# Market share reports?



## Ozarker (Oct 15, 2019)

Does anyone know when the next market share reports come out? Wondering if Canon is making inroads in the FF mirrorless market in the USA and beyond.


----------



## amorse (Oct 15, 2019)

No idea about US marketshare data, but this was the newest BCN rankings I could find:

https://translate.google.com/translate?sl=auto&tl=en&u=https://www.bcnretail.com/market/detail/20191007_139996.html

Canon is the blue line

Full disclosure, the translation seems to leave a bit to be desired...


----------



## ethanz (Oct 15, 2019)

No, they definitely are not. Don't get your hopes up man. Down at least 10 or 70%.


----------



## Ozarker (Oct 15, 2019)

ethanz said:


> No, they definitely are not. Don't get your hopes up man. Down at least 10 or 70%.

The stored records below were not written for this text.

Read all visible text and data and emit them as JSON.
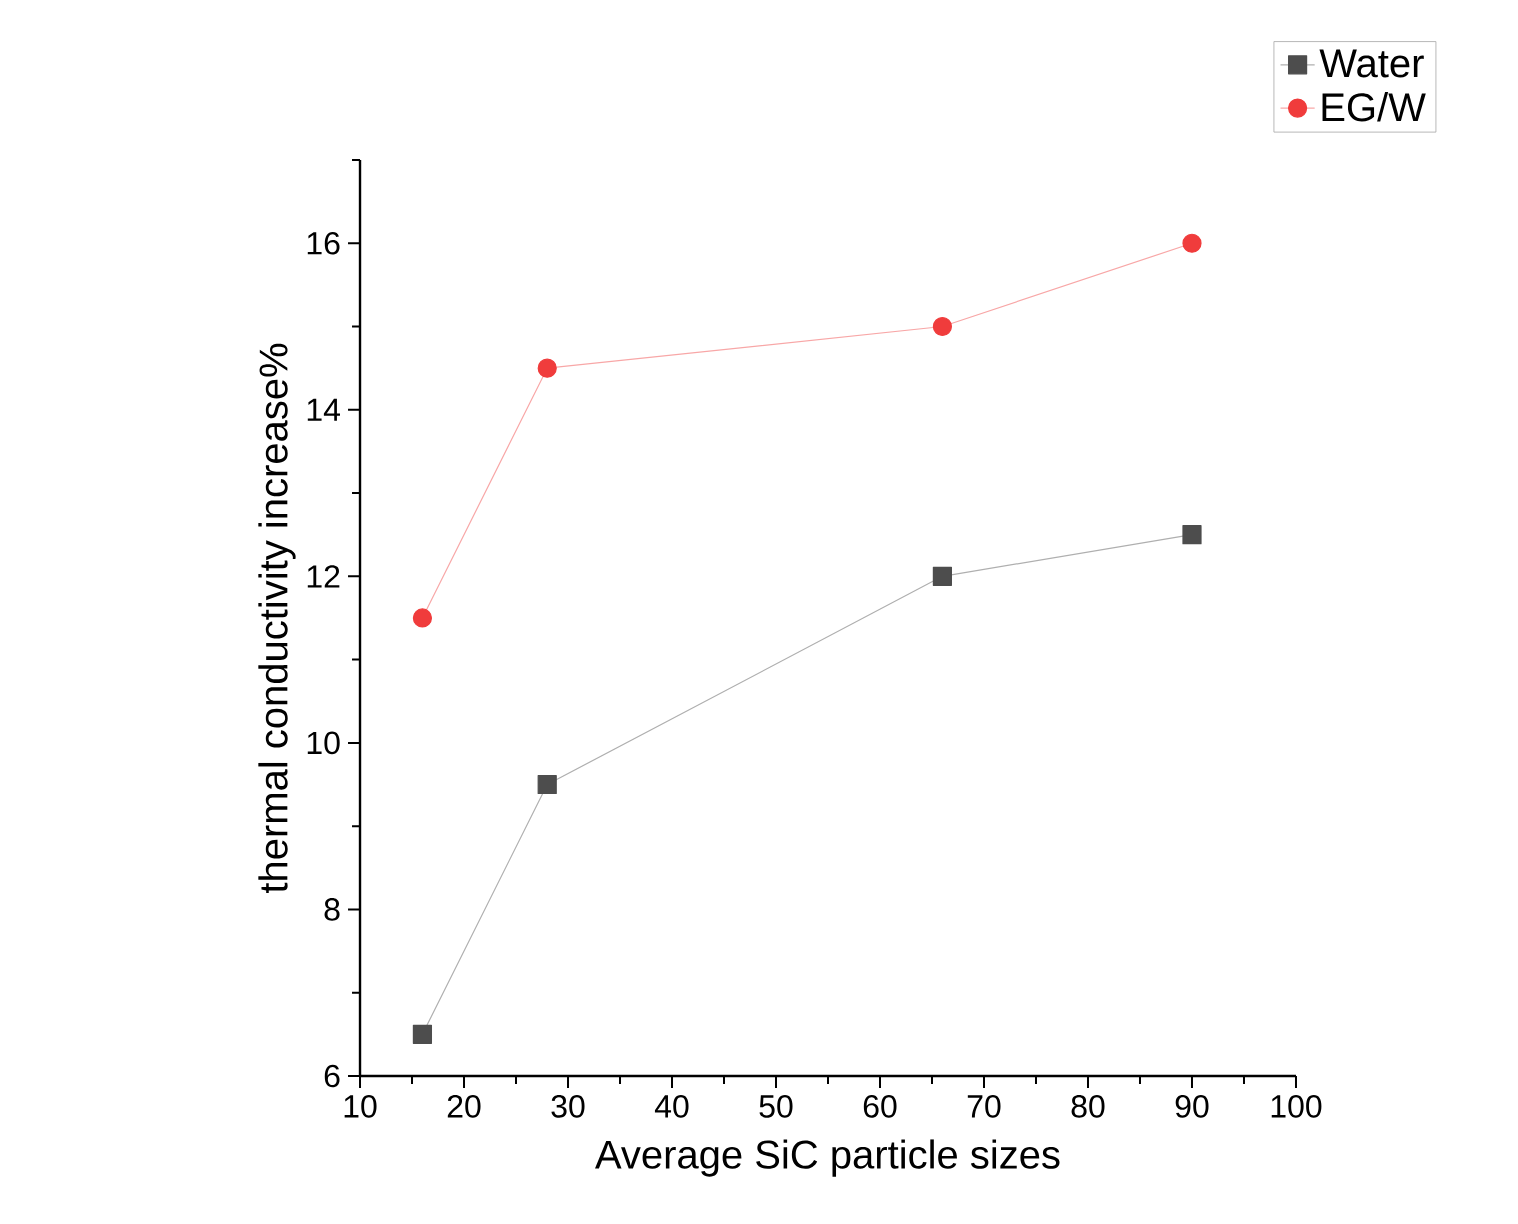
{
  "chart_data": {
    "type": "line",
    "xlabel": "Average SiC particle sizes",
    "ylabel": "thermal conductivity increase%",
    "x": [
      16,
      28,
      66,
      90
    ],
    "series": [
      {
        "name": "Water",
        "color": "#4d4d4d",
        "marker": "square",
        "values": [
          6.5,
          9.5,
          12.0,
          12.5
        ]
      },
      {
        "name": "EG/W",
        "color": "#f03c3c",
        "marker": "circle",
        "values": [
          11.5,
          14.5,
          15.0,
          16.0
        ]
      }
    ],
    "xlim": [
      10,
      100
    ],
    "ylim": [
      6,
      17
    ],
    "xticks": [
      10,
      {
        "value": 15,
        "label": null
      },
      20,
      {
        "value": 25,
        "label": null
      },
      30,
      {
        "value": 35,
        "label": null
      },
      40,
      {
        "value": 45,
        "label": null
      },
      50,
      {
        "value": 55,
        "label": null
      },
      60,
      {
        "value": 65,
        "label": null
      },
      70,
      {
        "value": 75,
        "label": null
      },
      80,
      {
        "value": 85,
        "label": null
      },
      90,
      {
        "value": 95,
        "label": null
      },
      100
    ],
    "yticks": [
      6,
      {
        "value": 7,
        "label": null
      },
      8,
      {
        "value": 9,
        "label": null
      },
      10,
      {
        "value": 11,
        "label": null
      },
      12,
      {
        "value": 13,
        "label": null
      },
      14,
      {
        "value": 15,
        "label": null
      },
      16,
      {
        "value": 17,
        "label": null
      }
    ],
    "grid": false,
    "legend": "top right",
    "line_style": "solid"
  }
}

Market share, not sales numbers.


----------



## ethanz (Oct 15, 2019)

CanonFanBoy said:


> Market share, not sales numbers.



All the numbers are down. ALL.


----------



## Ozarker (Oct 15, 2019)

ethanz said:


> All the numbers are down. ALL.


I understand. I just want to know MILC market share Canon vs Sony vs Nikon.


----------



## neuroanatomist (Oct 16, 2019)

What is market share, and why does it matter?


----------



## AlanF (Oct 16, 2019)

Wait until the DSLR figures come out!


----------